Implementation of DNN-HMM Acoustic Models for Phoneme Recognition
Hidden Markov Model-Gaussian Mixture Models (HMM-GMMs) are the state-of-the-art for acoustic modeling in speech recognition. HMMs are used to model the sequential structure and the temporal variability in speech signals. However, GMMs are used to model the local spectral variability in the sound wave at each HMM state. Attempts to use Artificial Neural Networks (ANNs) to substitute GMMs in HMM-based acoustic models led to dismissal results for many years. In fact, ANNs could not significantly outperform GMMs due to their shallow architectures. In addition, it was difficult to train networks with many hidden layers on large amount of data using the back-propagation learning algorithm.
In recent years, with the establishment of deep learning technique, ANNs with many hidden layers have been reintroduced as an alternative to GMMs in acoustic modeling, and have shown successful results. The deep learning technique consists of a two-phase procedure. First, the ANN is generatively pre-trained using an unsupervised learning algorithm. Then, it is discriminatively fine-tuned using the back-propagation learning algorithm. The generative pre-training intends to initialize the weights of the network for better generalization performance during the discriminative phase. Combining Deep Neural Networks (DNNs) and HMMs within a single hybrid architecture for acoustic modeling have shown promising results in many speech recognition tasks.
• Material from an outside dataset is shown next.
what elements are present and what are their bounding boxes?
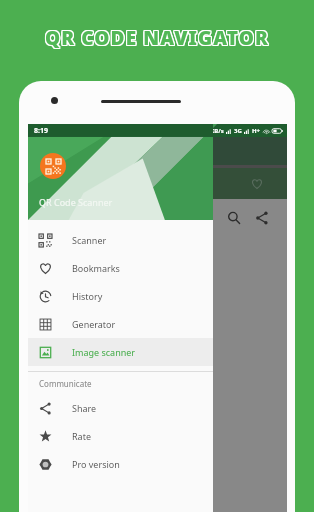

This thesis aims to empirically confirm the capability of DNNs to outperform GMMs in acoustic modeling. It also provides a systematic procedure to implement DNN-HMM acoustic models for phoneme recognition, including the implementation of a GMM-HMM baseline system. This thesis starts by providing a thorough overview of the fundamentals and background of speech recognition. The thesis then discusses DNN architecture and learning technique. In addition, the problems of GMMs and the advantages of DNNs in acoustic modeling are discussed. Finally, DNN-HMM hybrid acoustic modes for phoneme recognition are implemented. The deployed DNN is generatively pre-trained and fine-tuned to produce a posterior distribution over the states of mono-phone HMMs. The developed DNN-HMM phoneme recognition system outperformed the GMM-HMM baseline on the TIMIT core test set. An in-depth investigation into the major factors behind the success of DNNs is carried out.